Justin Blake Johnson (born May 23, 1996) is an American professional basketball player for Ironi Nahariya of the Israeli Liga Leumit. He played college basketball for the Western Kentucky Hilltoppers.

==Early life==
Johnson grew up in Inez, Kentucky with his brother Braxton Johnson and initially attended Sheldon Clark High School in Inez. He transferred to Perry County Central High School after his sophomore year to follow Sheldon Clark's head coach, Kevin Spurlock. As a senior, Johnson averaged 21.9 points and 17.6 rebounds per game and was named to the first team All-State by the Associated Press and the Lexington Herald-Leader.

==College career==
Johnson played four seasons for the Western Kentucky Hilltoppers. He was a key reserve for the team as a true freshman, averaging 4.8 points (fifth on the team) and 4.1 rebounds (third) per game. He became a starter for WKU as a sophomore, leading the team with 14.9 points and 7.9 rebounds per game in 34 games played (26 starts). He led the team again in points per game with 14.5 and led Conference USA in rebounding with 9.4 per game and in double-doubles with 14 and was named second team All-Conference USA.

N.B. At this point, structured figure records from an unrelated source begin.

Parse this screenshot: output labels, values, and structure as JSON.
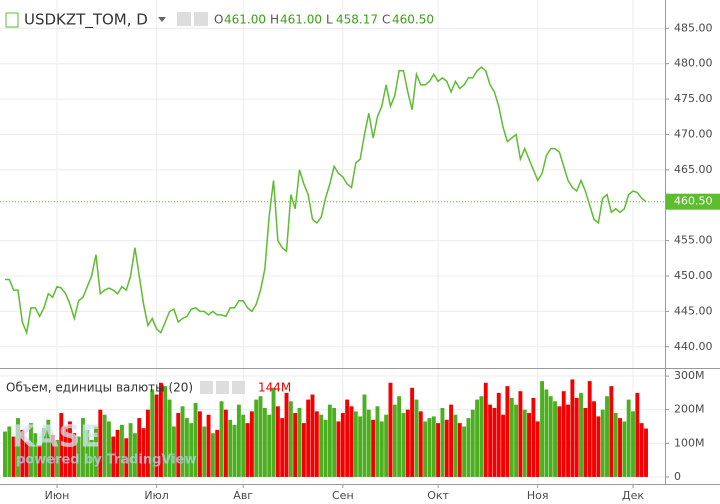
{
  "chart_data": [
    {
      "type": "line",
      "title": "USDKZT_TOM, D",
      "ohlc": [
        {
          "key": "O",
          "text": "461.00"
        },
        {
          "key": "H",
          "text": "461.00"
        },
        {
          "key": "L",
          "text": "458.17"
        },
        {
          "key": "C",
          "text": "460.50"
        }
      ],
      "last_value_label": "460.50",
      "color": "#5cbd2f",
      "categories": [
        null,
        null,
        null,
        null,
        null,
        null,
        null,
        null,
        null,
        null,
        null,
        null,
        "Июн",
        null,
        null,
        null,
        null,
        null,
        null,
        null,
        null,
        null,
        null,
        null,
        null,
        null,
        null,
        null,
        null,
        null,
        null,
        null,
        null,
        null,
        null,
        "Июл",
        null,
        null,
        null,
        null,
        null,
        null,
        null,
        null,
        null,
        null,
        null,
        null,
        null,
        null,
        null,
        null,
        null,
        null,
        null,
        "Авг",
        null,
        null,
        null,
        null,
        null,
        null,
        null,
        null,
        null,
        null,
        null,
        null,
        null,
        null,
        null,
        null,
        null,
        null,
        null,
        null,
        null,
        null,
        "Сен",
        null,
        null,
        null,
        null,
        null,
        null,
        null,
        null,
        null,
        null,
        null,
        null,
        null,
        null,
        null,
        null,
        null,
        null,
        null,
        null,
        null,
        "Окт",
        null,
        null,
        null,
        null,
        null,
        null,
        null,
        null,
        null,
        null,
        null,
        null,
        null,
        null,
        null,
        null,
        null,
        null,
        null,
        null,
        null,
        null,
        "Ноя",
        null,
        null,
        null,
        null,
        null,
        null,
        null,
        null,
        null,
        null,
        null,
        null,
        null,
        null,
        null,
        null,
        null,
        null,
        null,
        null,
        null,
        "Дек",
        null,
        null,
        null
      ],
      "values": [
        449.5,
        449.5,
        448,
        448,
        443.5,
        442,
        445.5,
        445.5,
        444.3,
        445.5,
        447.5,
        447,
        448.5,
        448.3,
        447.5,
        446,
        444,
        446.5,
        447,
        448.5,
        450,
        453,
        447.5,
        448,
        448.3,
        448,
        447.5,
        448.5,
        448,
        450,
        454,
        450,
        446,
        443,
        444,
        442.5,
        442,
        443.5,
        445,
        445.3,
        443.5,
        444,
        444.3,
        445.3,
        445.5,
        445,
        445,
        444.5,
        445,
        444.5,
        444.5,
        444.3,
        445.5,
        445.5,
        446.5,
        446.5,
        445.5,
        445,
        446,
        448,
        451,
        458.5,
        463.5,
        455,
        454,
        453.5,
        461.5,
        459.5,
        465,
        463,
        461.5,
        458,
        457.5,
        458.3,
        461,
        463,
        465.5,
        464.5,
        464,
        463,
        462.5,
        466,
        466.5,
        470,
        473,
        469.5,
        472.5,
        474,
        477,
        474,
        475.5,
        479,
        479,
        476,
        473.5,
        478.5,
        477,
        477,
        477.5,
        478.5,
        477.5,
        478,
        477.5,
        476,
        477.5,
        476.5,
        477,
        478,
        478,
        479,
        479.5,
        479,
        477,
        476,
        474,
        471,
        469,
        469.5,
        470,
        466.5,
        468,
        466.5,
        465,
        463.5,
        464.5,
        467,
        468,
        468,
        467.5,
        465.5,
        463.5,
        462.5,
        462,
        463.5,
        462,
        460,
        458,
        457.5,
        461,
        461.5,
        459,
        459.5,
        459,
        459.5,
        461.5,
        462,
        461.8,
        461,
        460.5
      ],
      "ylim": [
        437,
        489
      ],
      "yticks": [
        {
          "value": 440,
          "label": "440.00"
        },
        {
          "value": 445,
          "label": "445.00"
        },
        {
          "value": 450,
          "label": "450.00"
        },
        {
          "value": 455,
          "label": "455.00"
        },
        {
          "value": 465,
          "label": "465.00"
        },
        {
          "value": 470,
          "label": "470.00"
        },
        {
          "value": 475,
          "label": "475.00"
        },
        {
          "value": 480,
          "label": "480.00"
        },
        {
          "value": 485,
          "label": "485.00"
        }
      ],
      "grid": true
    },
    {
      "type": "bar",
      "title": "Объем, единицы валюты (20)",
      "last_value_label": "144M",
      "colors": {
        "up": "#4caf1f",
        "down": "#f40000"
      },
      "values": [
        135,
        150,
        120,
        175,
        140,
        105,
        160,
        130,
        95,
        145,
        170,
        125,
        110,
        190,
        150,
        165,
        130,
        120,
        175,
        140,
        110,
        150,
        200,
        185,
        165,
        120,
        140,
        155,
        115,
        160,
        130,
        175,
        145,
        200,
        260,
        245,
        280,
        270,
        230,
        150,
        190,
        210,
        175,
        160,
        220,
        195,
        150,
        185,
        130,
        140,
        225,
        200,
        170,
        155,
        215,
        185,
        160,
        195,
        230,
        240,
        205,
        185,
        265,
        210,
        175,
        250,
        225,
        190,
        205,
        160,
        230,
        245,
        195,
        185,
        170,
        215,
        205,
        165,
        190,
        230,
        210,
        195,
        180,
        245,
        200,
        170,
        210,
        165,
        185,
        280,
        215,
        240,
        190,
        200,
        265,
        230,
        195,
        165,
        175,
        180,
        160,
        205,
        170,
        215,
        185,
        160,
        150,
        175,
        200,
        230,
        240,
        280,
        215,
        205,
        250,
        185,
        270,
        235,
        215,
        255,
        200,
        190,
        235,
        165,
        285,
        260,
        240,
        225,
        210,
        255,
        215,
        290,
        235,
        250,
        205,
        285,
        225,
        180,
        200,
        240,
        270,
        190,
        175,
        165,
        230,
        195,
        250,
        160,
        144
      ],
      "ylim": [
        -21,
        318
      ],
      "yticks": [
        0,
        {
          "value": 100,
          "label": "100M"
        },
        {
          "value": 200,
          "label": "200M"
        },
        {
          "value": 300,
          "label": "300M"
        }
      ],
      "grid": true
    }
  ],
  "watermark": {
    "logo": "KASE",
    "powered": "powered by TradingView"
  }
}
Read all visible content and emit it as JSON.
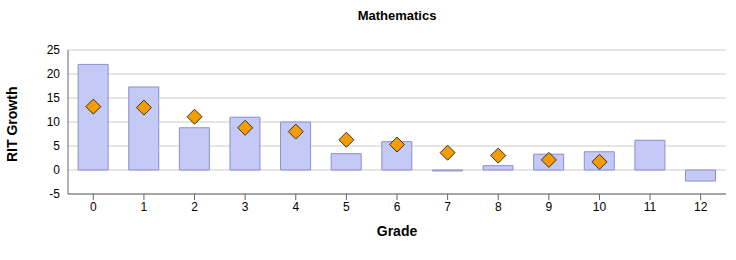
{
  "chart_data": {
    "type": "bar",
    "title": "Mathematics",
    "x_label": "Grade",
    "y_label": "RIT Growth",
    "categories": [
      "0",
      "1",
      "2",
      "3",
      "4",
      "5",
      "6",
      "7",
      "8",
      "9",
      "10",
      "11",
      "12"
    ],
    "series": [
      {
        "type": "bar",
        "color": "#c5c9f5",
        "values": [
          22,
          17.3,
          8.8,
          11,
          10,
          3.4,
          5.9,
          -0.2,
          0.9,
          3.3,
          3.8,
          6.2,
          -2.3
        ]
      },
      {
        "type": "scatter",
        "color": "#f59c00",
        "marker": "diamond",
        "values": [
          13.2,
          13,
          11.1,
          8.8,
          8,
          6.3,
          5.3,
          3.6,
          3,
          2.1,
          1.7,
          null,
          null
        ]
      }
    ],
    "ylim": [
      -5,
      25
    ],
    "yticks": [
      -5,
      0,
      5,
      10,
      15,
      20,
      25
    ],
    "grid": true
  }
}
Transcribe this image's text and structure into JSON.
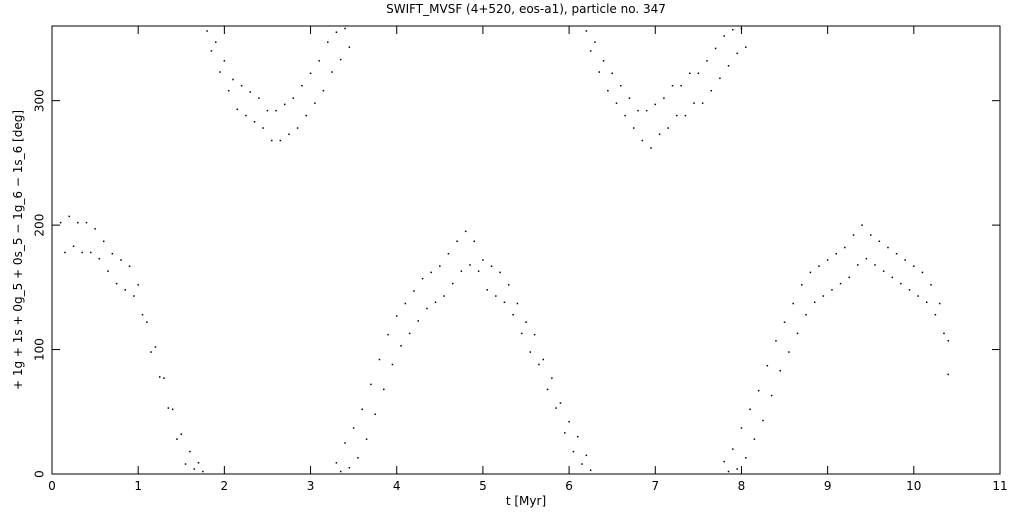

After the season, Johnson left the basketball program to join the school's football team as a tight end. He ultimately left the football team during summer training camp to return to basketball for his senior season. In his senior season, Johnson again led the Hilltoppers with 15.7 points per game and also repeated as the conference leader with 9.4 rebounds per game and was named first team All-Conference USA.

==Professional career==
===Dinamo Academy Cagliari===
Johnson signed with Dinamo Academy Cagliari of Serie A2 Basket on July 16, 2018. In his first professional season, Johnson averaged 16.7 points, 9.2 rebounds and 1.3 assists in 29 games played.

===Pistoia===
Johnson signed with Pistoia of Lega Basket Serie A (LBA) on July 11, 2019. The 2019–20 season had a disastrous ending: it got interrupted due to the COVID-19 pandemic and saw Pistoia relegated in the Serie A2 for the 2020–21 season.

===Reggio Emilia===
Johnson remained in Italy also for the 2020–21 season, signing a one-year deal with Reggio Emilia. He inked a two-year extension with the team on July 21, 2021.

===Riesen Ludwigsburg===
On July 15, 2022, he has signed with MHP Riesen Ludwigsburg of the Basketball Bundesliga (BBL).